La taxe carbone a été présentée par certains comme une majoration de la TIPP. C'est d'ailleurs par ce biais qu'une taxe analogue a été mise en place en Allemagne. Il y a un an, l'augmentation du prix du baril a conduit la commission des Finances à se demander s'il ne fallait pas remettre en place la TIPP flottante, qui, du reste, doit beaucoup à son président actuel. On voit donc qu'il y a lieu de faire des arbitrages clairs : certaines propositions, qui avaient leur intérêt hier, devront, demain, être rangées au magasin des accessoires. Que doit-on attendre de la TIPP ? Faut-il greffer d'autres éléments sur cette taxe typiquement environnementale, et ce à un moment où le prix du pétrole connaît de nouveau une forte augmentation ?

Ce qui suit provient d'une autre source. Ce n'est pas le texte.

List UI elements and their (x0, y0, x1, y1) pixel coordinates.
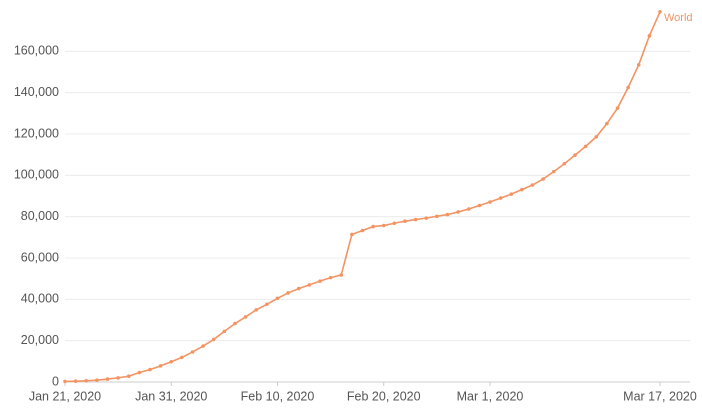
point (562, 161, 567, 166)
point (647, 34, 652, 38)
point (530, 183, 535, 187)
point (658, 10, 662, 14)
point (488, 200, 492, 204)
y-tick-label: 60,000 (21, 250, 59, 264)
y-tick-label: 100,000 (14, 168, 59, 182)
y-tick-label: 160,000 (14, 44, 59, 58)
point (435, 214, 439, 219)
point (201, 344, 205, 348)
point (403, 219, 407, 224)
point (318, 279, 322, 283)
point (541, 177, 545, 181)
point (636, 62, 641, 67)
point (328, 275, 333, 280)
x-tick-label: Jan 21, 2020 (29, 389, 101, 403)
x-tick-label: Feb 10, 2020 (241, 389, 315, 403)
x-tick-label: Mar 17, 2020 (623, 389, 697, 403)
point (222, 329, 227, 334)
point (594, 135, 599, 139)
point (190, 350, 195, 354)
y-tick-label: 40,000 (21, 292, 59, 306)
point (615, 106, 620, 110)
point (520, 187, 524, 192)
point (180, 355, 184, 360)
point (148, 367, 152, 372)
point (169, 359, 174, 364)
point (477, 203, 482, 208)
point (233, 321, 237, 326)
y-tick-label: 80,000 (21, 209, 59, 223)
point (360, 228, 365, 233)
point (381, 223, 386, 228)
point (413, 217, 418, 222)
point (211, 337, 216, 342)
point (116, 376, 120, 380)
point (350, 232, 354, 237)
point (583, 144, 588, 149)
point (63, 379, 67, 384)
point (286, 291, 290, 295)
point (296, 286, 301, 291)
point (424, 216, 429, 220)
point (466, 207, 471, 211)
x-tick-label: Feb 20, 2020 (347, 389, 421, 403)
x-tick-label: Mar 1, 2020 (457, 389, 524, 403)
point (254, 308, 259, 312)
point (445, 212, 450, 217)
point (605, 121, 609, 126)
point (456, 210, 460, 214)
point (551, 169, 556, 174)
point (573, 153, 577, 157)
point (371, 224, 375, 229)
y-tick-label: 140,000 (14, 85, 59, 99)
series-line (64, 11, 661, 383)
point (509, 192, 514, 196)
point (126, 374, 131, 379)
point (73, 379, 78, 383)
point (158, 364, 163, 368)
y-tick-label: 0 (52, 374, 59, 388)
y-tick-label: 120,000 (14, 126, 59, 140)
point (275, 296, 280, 301)
y-tick-label: 20,000 (21, 333, 59, 347)
point (626, 85, 630, 90)
point (137, 370, 142, 375)
point (307, 283, 312, 287)
series-label: World (664, 12, 693, 24)
point (95, 378, 99, 382)
point (84, 378, 89, 383)
point (498, 196, 503, 200)
point (243, 315, 248, 319)
point (392, 221, 397, 226)
point (339, 273, 344, 277)
x-tick-label: Jan 31, 2020 (135, 389, 207, 403)
point (105, 377, 110, 381)
point (265, 302, 269, 307)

En outre, la TIPP fait l'objet d'exonérations. Jusqu'en 2005, chaque loi de finances rectificative modifiait le niveau de défiscalisation des biocarburants. Depuis deux ans, les parlementaires étant devenus dubitatifs, cela n'est plus le cas. Étant donné ce que l'on sait désormais du bilan énergétique et environnemental des biocarburants, ne conviendra-t-il pas de soulever à nouveau le problème dès la prochaine loi de finances rectificative ? Qu'en est-il aujourd'hui du fameux E85, grande affaire écologique de la loi de finances pour 2007 ?
Une autre série d'exonérations anime régulièrement le débat parlementaire : celles dont bénéficient les taxis, les marins pêcheurs, les agriculteurs, les entreprises de transport public de voyageurs, et que le Parlement est souvent amené à accentuer au gré des crises locales. Comment définir des principes opérationnels dans ce domaine ?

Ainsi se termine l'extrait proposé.